Record-setting heatwave intensifies in the Plains

July 20, 2022

There are no signs of Mother Nature throttling back on the heat anytime soon across the interior West and High Plains. In fact, AccuWeather meteorologists warn that the most sizzling conditions yet this summer season are expected to build even more this week, putting dozens of record highs in jeopardy as temperatures soar past the century mark, including the Lawton area.

Forecasters are predicting temperatures will hit 112 in Lawton on Monday and see highs exceed 100 every day for the next week, ranging from 102 to 108.

Unrelenting days of extreme temperatures are likely to put a significant strain not only on residents and visitors of the region, but also livestock, crops and the power grid. Rolling blackouts have already been an ongoing problem in Texas due to weeks of searing heat in heavily populated areas, including in Houston during an on-air TV broadcast.

Forecasters say that with the next wave of dangerously hot weather set to build this week, temperatures could reach their highest levels of the year so far from Rapid City, South Dakota, to Wichita, Kansas, as well as Oklahoma City and Dallas. Temperatures in many locales across the High Plains have averaged 3-6 degrees Fahrenheit above normal month-to-date and the intensifying heat will further elevate these departures from normal.

An area of high pressure already in place across the West will expand eastward and strengthen early in the week.

"With temperatures in the region already running well above average, the addition of higher pressure moving in will only act to increase temperatures," AccuWeather Meteorologist Joseph Bauer said.

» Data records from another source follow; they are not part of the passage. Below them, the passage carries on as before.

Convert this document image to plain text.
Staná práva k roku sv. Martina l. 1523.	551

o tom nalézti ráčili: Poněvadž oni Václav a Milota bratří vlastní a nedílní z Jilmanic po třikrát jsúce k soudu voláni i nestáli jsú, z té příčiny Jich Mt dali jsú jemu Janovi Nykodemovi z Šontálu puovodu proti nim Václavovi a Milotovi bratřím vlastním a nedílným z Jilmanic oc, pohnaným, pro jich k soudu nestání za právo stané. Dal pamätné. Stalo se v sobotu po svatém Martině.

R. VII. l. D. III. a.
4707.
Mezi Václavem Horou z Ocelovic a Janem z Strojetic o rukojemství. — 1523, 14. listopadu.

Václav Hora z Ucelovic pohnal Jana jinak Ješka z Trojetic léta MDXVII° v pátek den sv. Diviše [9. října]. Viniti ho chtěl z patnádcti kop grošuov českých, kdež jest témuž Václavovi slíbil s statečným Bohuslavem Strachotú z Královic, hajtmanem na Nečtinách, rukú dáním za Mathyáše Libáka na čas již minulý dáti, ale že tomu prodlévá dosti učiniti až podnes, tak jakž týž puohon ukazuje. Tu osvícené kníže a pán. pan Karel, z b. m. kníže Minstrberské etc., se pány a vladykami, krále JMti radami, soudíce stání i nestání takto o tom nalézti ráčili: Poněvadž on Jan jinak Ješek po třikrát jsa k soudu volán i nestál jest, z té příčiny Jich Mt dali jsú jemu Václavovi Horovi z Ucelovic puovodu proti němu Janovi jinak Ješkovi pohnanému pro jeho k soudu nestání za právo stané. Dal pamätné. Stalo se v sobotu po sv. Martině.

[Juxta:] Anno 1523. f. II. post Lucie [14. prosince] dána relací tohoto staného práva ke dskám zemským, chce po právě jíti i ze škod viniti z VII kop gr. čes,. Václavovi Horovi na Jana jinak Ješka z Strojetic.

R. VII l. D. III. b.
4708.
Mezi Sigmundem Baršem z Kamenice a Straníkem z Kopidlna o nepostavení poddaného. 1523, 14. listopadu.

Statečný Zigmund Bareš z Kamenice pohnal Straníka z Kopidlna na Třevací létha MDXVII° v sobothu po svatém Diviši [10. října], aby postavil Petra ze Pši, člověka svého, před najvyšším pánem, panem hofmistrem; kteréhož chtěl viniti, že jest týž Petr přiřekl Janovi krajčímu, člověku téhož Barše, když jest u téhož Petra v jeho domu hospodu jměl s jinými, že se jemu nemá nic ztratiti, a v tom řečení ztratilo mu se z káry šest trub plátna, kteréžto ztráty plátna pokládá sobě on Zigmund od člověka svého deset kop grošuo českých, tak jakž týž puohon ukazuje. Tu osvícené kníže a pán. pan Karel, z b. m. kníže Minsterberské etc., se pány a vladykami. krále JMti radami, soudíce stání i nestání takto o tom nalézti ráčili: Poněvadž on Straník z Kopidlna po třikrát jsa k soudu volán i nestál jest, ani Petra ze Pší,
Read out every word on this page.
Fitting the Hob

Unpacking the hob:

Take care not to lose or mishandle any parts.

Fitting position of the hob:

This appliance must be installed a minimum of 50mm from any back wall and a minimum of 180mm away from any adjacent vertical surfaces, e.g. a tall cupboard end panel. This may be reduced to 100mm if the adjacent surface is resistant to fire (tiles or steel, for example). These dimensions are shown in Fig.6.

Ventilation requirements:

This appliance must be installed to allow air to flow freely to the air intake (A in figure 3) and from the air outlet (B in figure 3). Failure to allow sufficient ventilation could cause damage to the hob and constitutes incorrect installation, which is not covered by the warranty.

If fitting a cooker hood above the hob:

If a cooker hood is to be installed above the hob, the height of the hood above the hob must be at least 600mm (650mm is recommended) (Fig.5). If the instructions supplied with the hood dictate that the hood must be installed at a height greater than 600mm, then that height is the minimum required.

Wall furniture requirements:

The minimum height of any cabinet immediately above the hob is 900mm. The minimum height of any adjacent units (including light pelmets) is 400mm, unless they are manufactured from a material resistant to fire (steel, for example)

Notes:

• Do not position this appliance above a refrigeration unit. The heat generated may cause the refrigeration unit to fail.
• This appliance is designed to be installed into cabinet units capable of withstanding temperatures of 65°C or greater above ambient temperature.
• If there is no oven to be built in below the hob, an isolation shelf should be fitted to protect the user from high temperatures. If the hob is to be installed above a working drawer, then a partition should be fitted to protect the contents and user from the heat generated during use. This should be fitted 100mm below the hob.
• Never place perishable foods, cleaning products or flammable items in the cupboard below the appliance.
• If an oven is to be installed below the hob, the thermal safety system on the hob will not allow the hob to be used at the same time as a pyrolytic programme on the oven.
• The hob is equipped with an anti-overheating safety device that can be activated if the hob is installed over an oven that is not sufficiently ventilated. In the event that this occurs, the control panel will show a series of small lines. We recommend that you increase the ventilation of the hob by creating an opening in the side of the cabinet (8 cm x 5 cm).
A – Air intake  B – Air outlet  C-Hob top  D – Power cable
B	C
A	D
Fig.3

By Monday, triple-digit heat were expected to swelter a swath from South Dakota to Texas. Rapid City is expected to approach its daily record of 106 set in 2006 and likely eclipse its hottest day of the year so far set back on June 29 when a high of 102 was recorded. Forecasted highs in the Texas hubs of Dallas (109) and Lubbock (105) are set to eclipse daily records, while the major metro area of Denver is forecasted at 100, which would narrowly break the daily record of 99 set in 2020.

Some of the records that will be challenged have stood since the 1930s, according to Bauer.

With a forecast high of 105, North Platte, Nebraska, is forecast to break its record high of 103 set in 1936. Goodland, Kansas, may fall just shy of matching its high point of 106 for that date, set in the same year.